Beyond horse racing, Lévesque was a driving force behind the creation of the Canadian Women's Open golf championship. Known at the time as La Canadienne, it was the first-ever LPGA tournament in Canada.

In 1986, Jean-Louis Lévesque was inducted into Canada's Sports Hall of Fame.

==Philanthropy==
As a boy, Jean-Louis Lévesque lost his five-year-old sister to meningitis and his eleven-year-old brother to typhoid fever. Their deaths profoundly impacted him and as an adult, when he had made his fortune, he became a very substantial contributor to philanthropic causes such as hospitals and medical research.
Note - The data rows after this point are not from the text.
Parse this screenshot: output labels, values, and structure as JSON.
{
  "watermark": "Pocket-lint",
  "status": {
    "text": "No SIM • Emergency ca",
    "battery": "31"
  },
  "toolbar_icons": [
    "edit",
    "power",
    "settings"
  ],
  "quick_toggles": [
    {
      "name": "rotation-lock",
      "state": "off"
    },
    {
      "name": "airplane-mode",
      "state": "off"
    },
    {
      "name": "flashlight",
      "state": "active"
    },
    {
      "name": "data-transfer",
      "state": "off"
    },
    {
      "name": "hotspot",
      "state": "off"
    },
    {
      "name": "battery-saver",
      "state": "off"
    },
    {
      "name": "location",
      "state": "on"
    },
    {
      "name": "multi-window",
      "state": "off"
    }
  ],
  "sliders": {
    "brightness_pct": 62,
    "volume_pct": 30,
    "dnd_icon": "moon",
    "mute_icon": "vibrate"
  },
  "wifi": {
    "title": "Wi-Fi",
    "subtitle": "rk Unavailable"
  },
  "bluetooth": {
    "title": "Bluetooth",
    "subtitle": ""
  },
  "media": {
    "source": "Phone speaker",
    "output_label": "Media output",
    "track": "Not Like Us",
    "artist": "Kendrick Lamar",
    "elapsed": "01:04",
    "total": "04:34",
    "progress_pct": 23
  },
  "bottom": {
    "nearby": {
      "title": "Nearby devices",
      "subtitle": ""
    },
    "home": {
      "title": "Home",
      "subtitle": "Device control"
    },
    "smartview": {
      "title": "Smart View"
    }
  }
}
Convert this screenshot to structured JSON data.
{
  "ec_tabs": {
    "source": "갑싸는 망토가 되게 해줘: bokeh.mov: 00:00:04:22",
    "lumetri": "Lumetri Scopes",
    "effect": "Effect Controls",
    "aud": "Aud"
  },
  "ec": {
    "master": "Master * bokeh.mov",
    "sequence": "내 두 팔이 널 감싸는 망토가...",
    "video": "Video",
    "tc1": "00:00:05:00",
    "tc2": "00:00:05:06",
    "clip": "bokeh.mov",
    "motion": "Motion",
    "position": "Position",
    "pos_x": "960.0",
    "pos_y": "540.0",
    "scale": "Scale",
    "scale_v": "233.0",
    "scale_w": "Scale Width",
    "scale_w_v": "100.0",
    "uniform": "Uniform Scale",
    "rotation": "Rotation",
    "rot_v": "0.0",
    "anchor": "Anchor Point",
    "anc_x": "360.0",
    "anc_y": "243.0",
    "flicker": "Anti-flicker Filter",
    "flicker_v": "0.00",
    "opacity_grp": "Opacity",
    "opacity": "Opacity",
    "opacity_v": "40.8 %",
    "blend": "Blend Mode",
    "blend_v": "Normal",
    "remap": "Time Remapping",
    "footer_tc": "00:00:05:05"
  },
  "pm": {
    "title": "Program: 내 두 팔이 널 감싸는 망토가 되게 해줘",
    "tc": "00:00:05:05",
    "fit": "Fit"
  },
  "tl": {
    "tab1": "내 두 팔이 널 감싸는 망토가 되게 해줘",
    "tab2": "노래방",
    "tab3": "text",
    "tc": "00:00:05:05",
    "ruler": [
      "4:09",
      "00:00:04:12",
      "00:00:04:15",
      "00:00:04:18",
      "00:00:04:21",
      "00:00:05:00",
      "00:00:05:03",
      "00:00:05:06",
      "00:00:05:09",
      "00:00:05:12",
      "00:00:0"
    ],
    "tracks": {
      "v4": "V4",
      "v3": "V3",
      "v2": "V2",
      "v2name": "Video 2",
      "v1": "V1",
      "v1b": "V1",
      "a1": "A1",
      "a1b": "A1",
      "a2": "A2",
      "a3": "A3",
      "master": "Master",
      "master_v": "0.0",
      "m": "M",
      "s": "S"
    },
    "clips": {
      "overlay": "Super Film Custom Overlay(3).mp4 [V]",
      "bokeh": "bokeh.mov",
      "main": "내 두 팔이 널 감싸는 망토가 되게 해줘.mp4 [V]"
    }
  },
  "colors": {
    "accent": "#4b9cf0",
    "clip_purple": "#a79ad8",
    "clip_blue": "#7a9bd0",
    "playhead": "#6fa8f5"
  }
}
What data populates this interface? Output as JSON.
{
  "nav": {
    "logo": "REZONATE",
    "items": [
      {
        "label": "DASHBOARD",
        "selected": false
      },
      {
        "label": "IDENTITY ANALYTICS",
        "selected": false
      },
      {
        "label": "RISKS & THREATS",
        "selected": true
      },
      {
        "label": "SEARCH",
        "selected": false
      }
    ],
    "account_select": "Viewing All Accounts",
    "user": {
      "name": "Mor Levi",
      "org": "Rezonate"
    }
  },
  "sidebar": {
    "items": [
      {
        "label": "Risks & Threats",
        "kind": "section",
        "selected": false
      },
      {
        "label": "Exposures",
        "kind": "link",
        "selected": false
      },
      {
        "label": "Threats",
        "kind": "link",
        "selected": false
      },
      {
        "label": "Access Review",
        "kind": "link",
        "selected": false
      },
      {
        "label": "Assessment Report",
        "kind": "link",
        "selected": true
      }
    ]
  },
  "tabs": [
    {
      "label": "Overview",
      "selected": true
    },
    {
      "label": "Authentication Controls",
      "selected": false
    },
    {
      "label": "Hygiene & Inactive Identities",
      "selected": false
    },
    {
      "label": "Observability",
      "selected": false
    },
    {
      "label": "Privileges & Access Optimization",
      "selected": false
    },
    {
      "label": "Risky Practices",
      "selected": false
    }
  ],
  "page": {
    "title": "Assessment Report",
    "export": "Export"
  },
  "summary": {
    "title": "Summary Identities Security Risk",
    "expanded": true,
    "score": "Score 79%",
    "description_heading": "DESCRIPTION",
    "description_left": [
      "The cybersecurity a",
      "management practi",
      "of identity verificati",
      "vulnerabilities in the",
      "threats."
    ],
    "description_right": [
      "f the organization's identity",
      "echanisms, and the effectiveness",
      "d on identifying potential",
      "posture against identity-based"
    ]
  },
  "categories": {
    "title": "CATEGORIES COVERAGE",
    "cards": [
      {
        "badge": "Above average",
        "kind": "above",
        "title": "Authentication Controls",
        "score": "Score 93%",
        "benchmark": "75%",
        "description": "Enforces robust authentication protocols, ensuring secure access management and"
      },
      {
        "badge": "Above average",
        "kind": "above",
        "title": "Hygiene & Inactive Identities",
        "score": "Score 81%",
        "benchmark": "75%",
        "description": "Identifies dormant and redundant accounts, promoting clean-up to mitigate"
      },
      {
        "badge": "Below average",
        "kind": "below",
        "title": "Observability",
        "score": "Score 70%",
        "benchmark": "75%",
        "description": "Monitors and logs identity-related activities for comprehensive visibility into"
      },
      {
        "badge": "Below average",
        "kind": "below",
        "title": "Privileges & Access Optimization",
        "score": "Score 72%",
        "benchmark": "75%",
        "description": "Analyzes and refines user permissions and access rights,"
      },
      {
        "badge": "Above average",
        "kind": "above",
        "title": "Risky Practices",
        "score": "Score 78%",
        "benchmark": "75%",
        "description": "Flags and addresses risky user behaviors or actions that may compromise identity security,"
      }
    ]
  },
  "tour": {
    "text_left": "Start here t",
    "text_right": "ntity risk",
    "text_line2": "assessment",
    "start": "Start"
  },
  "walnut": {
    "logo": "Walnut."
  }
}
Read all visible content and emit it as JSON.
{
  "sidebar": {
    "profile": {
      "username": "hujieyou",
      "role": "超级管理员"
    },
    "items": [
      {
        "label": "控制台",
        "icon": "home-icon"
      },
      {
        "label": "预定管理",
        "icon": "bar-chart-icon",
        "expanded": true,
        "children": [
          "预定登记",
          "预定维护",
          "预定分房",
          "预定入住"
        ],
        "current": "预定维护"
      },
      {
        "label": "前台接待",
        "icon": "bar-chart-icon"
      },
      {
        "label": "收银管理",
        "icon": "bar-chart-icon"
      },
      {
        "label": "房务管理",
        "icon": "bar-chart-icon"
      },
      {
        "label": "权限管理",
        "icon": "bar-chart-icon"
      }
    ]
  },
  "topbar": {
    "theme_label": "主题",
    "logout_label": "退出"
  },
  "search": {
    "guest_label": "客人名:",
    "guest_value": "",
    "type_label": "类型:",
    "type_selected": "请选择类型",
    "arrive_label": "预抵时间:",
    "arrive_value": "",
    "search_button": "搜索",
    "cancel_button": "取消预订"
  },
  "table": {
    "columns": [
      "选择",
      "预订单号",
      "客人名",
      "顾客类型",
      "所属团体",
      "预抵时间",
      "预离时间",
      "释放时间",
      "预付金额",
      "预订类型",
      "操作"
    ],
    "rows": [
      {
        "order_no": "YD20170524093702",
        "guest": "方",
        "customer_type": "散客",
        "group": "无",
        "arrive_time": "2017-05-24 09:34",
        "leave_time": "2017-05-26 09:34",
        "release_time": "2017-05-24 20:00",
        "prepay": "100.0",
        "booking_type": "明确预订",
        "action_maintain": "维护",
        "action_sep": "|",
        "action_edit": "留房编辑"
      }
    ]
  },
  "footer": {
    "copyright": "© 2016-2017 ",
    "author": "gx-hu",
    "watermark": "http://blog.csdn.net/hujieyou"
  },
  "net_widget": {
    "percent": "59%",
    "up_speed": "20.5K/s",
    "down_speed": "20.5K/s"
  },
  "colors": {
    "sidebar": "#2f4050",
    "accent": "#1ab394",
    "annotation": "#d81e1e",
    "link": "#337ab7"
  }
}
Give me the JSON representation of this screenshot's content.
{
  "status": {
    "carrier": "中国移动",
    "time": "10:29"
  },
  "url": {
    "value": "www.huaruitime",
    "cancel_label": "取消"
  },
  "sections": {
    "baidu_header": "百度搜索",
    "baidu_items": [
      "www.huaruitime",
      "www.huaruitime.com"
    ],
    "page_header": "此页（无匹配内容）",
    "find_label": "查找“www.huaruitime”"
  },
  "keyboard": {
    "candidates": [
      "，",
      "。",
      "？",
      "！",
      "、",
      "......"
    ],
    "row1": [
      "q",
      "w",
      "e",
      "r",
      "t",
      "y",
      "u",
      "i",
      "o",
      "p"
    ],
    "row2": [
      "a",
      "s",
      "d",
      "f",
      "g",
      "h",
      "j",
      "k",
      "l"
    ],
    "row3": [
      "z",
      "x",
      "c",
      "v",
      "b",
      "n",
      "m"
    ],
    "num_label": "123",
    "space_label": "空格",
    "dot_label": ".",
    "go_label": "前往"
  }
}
The Lévesque Foundation, established in 1961 and today run by his daughter Suzanne Lévesque, has provided significant financial support to universities and other charitable organizations. Major benefactors include J. Louis Lévesque's alma mater, the University of Prince Edward Island, plus the University of Moncton in New Brunswick, and Laval and Concordia universities in Quebec. He donated to the Florida Heart Research Institute, where he had a winter home, and gave more than $10 million to the Montreal Heart Institute. Other medical institutions that have benefited from his philanthropic foundation include the Maisonneuve-Rosemont Hospital, the Royal Victoria Hospital, and the Montreal General Hospital. As well, Lévesque provided support for the Gaspé Museum in Gaspé, Quebec.

Included in his numerous laurels, Jean-Louis Lévesque received several honorary degrees from Canadian universities. In 1972 he and his wife were recipients of the Eleanor Roosevelt Humanitarian Award and the Pope made him a Commander of the Order of St. Gregory the Great. In 1976 he was made a member of the Order of Canada and in 1991 an officer of the National Order of Quebec.

Jean-Louis Lévesque died in Montreal on December 28, 1994, and was interred in the Notre Dame des Neiges Cemetery in Montreal.